Agriculture and forestry have benefited from widescale exemption from the need for planning permission, although that has been eroded by the extension of the prior notification system. New permitted development rights might be introduced as part of the ongoing review of the Scottish planning system.

A recent enforcement notice appeal decision is a reminder that legal advice may be required on the extent of permitted development rights in planning.

Glenshee Pheasantries Ltd

Glenshee Pheasantries Ltd operates a business for the rearing of partridges, pheasants and ducks for sale to sporting estates across the UK and Europe.

In November 2016, Glenshee appealed against an enforcement notice served by Perth and Kinross Council requiring the rearing of such birds to cease at their site in Blairgowrie.

The appeal centred on the definition of ‘agriculture’ as defined in the Town and Country Planning (Scotland) Act 1997, which includes: “horticulture, fruit growing, seed growing, dairy farming, the breeding and keeping of livestock (including any creature kept for the production of food, wool, skins or fur, or for the purpose of its use in the farming of land)…”

Glenshee contended that the birds were reared for the combined purpose of sport and food production, on account of the majority of birds being used for food once shot.

The purpose for which birds are reared

In reaching his decision, the Reporter made reference to a decision made by the House of Lords regarding whether agricultural tenancy rights applied to a gamekeeper employed for rearing pheasants.

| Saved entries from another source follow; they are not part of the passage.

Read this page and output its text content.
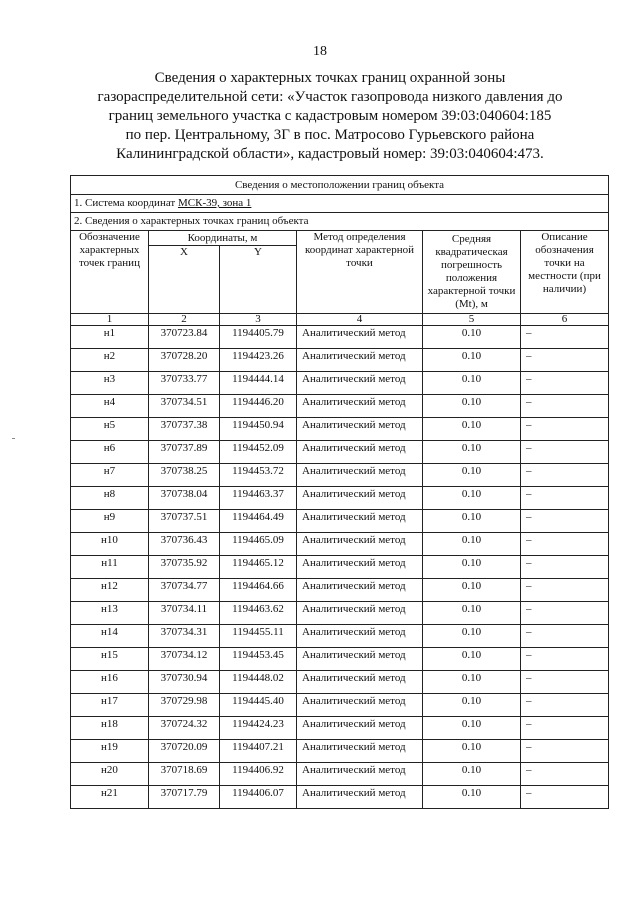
18
Сведения о характерных точках границ охранной зоны
газораспределительной сети: «Участок газопровода низкого давления до
границ земельного участка с кадастровым номером 39:03:040604:185
по пер. Центральному, 3Г в пос. Матросово Гурьевского района
Калининградской области», кадастровый номер: 39:03:040604:473.
Сведения о местоположении границ объекта					
1. Система координат МСК-39, зона 1					
2. Сведения о характерных точках границ объекта					
Обозначение характерных точек границ	Координаты, м		Метод определения координат характерной точки	Средняя квадратическая погрешность положения характерной точки (Mt), м	Описание обозначения точки на местности (при наличии)
	X	Y			
1	2	3	4	5	6
н1	370723.84	1194405.79	Аналитический метод	0.10	–
н2	370728.20	1194423.26	Аналитический метод	0.10	–
н3	370733.77	1194444.14	Аналитический метод	0.10	–
н4	370734.51	1194446.20	Аналитический метод	0.10	–
н5	370737.38	1194450.94	Аналитический метод	0.10	–
н6	370737.89	1194452.09	Аналитический метод	0.10	–
н7	370738.25	1194453.72	Аналитический метод	0.10	–
н8	370738.04	1194463.37	Аналитический метод	0.10	–
н9	370737.51	1194464.49	Аналитический метод	0.10	–
н10	370736.43	1194465.09	Аналитический метод	0.10	–
н11	370735.92	1194465.12	Аналитический метод	0.10	–
н12	370734.77	1194464.66	Аналитический метод	0.10	–
н13	370734.11	1194463.62	Аналитический метод	0.10	–
н14	370734.31	1194455.11	Аналитический метод	0.10	–
н15	370734.12	1194453.45	Аналитический метод	0.10	–
н16	370730.94	1194448.02	Аналитический метод	0.10	–
н17	370729.98	1194445.40	Аналитический метод	0.10	–
н18	370724.32	1194424.23	Аналитический метод	0.10	–
н19	370720.09	1194407.21	Аналитический метод	0.10	–
н20	370718.69	1194406.92	Аналитический метод	0.10	–
н21	370717.79	1194406.07	Аналитический метод	0.10	–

In concluding that the gamekeeper was not, in fact, employed in ‘agriculture’, their Lordships placed emphasis on the purpose for which the birds were reared, namely shooting and enjoyment rather than food production or the keeping of livestock.

Even if the majority of pheasants shot were then eaten, the House of Lords did not consider that the birds had been produced for food; if that was the purpose, easier ways of rearing and killing them could have been adopted.

The Reporter also commented that it did not make a difference that there were no shooting activities taking place on Glenshee’s land. It was sufficient that Glenshee was aware that the birds were being sold to estates and suppliers for that purpose.

This case is a timely reminder of the fine line that exists within the planning system between ‘country’ and ‘agricultural’ activities, which, in practice, may appear similar but in law have different consenting requirements.

While pheasants might require very similar maintenance to chickens, turkeys, geese and other birds, the decision is consistent with the established position in law that the primary use of the birds for shooting – notwithstanding that the sport takes place off-site, at a later time and/or is operated by a third party – will prevent the rearing of pheasants from being classed as an agricultural land use.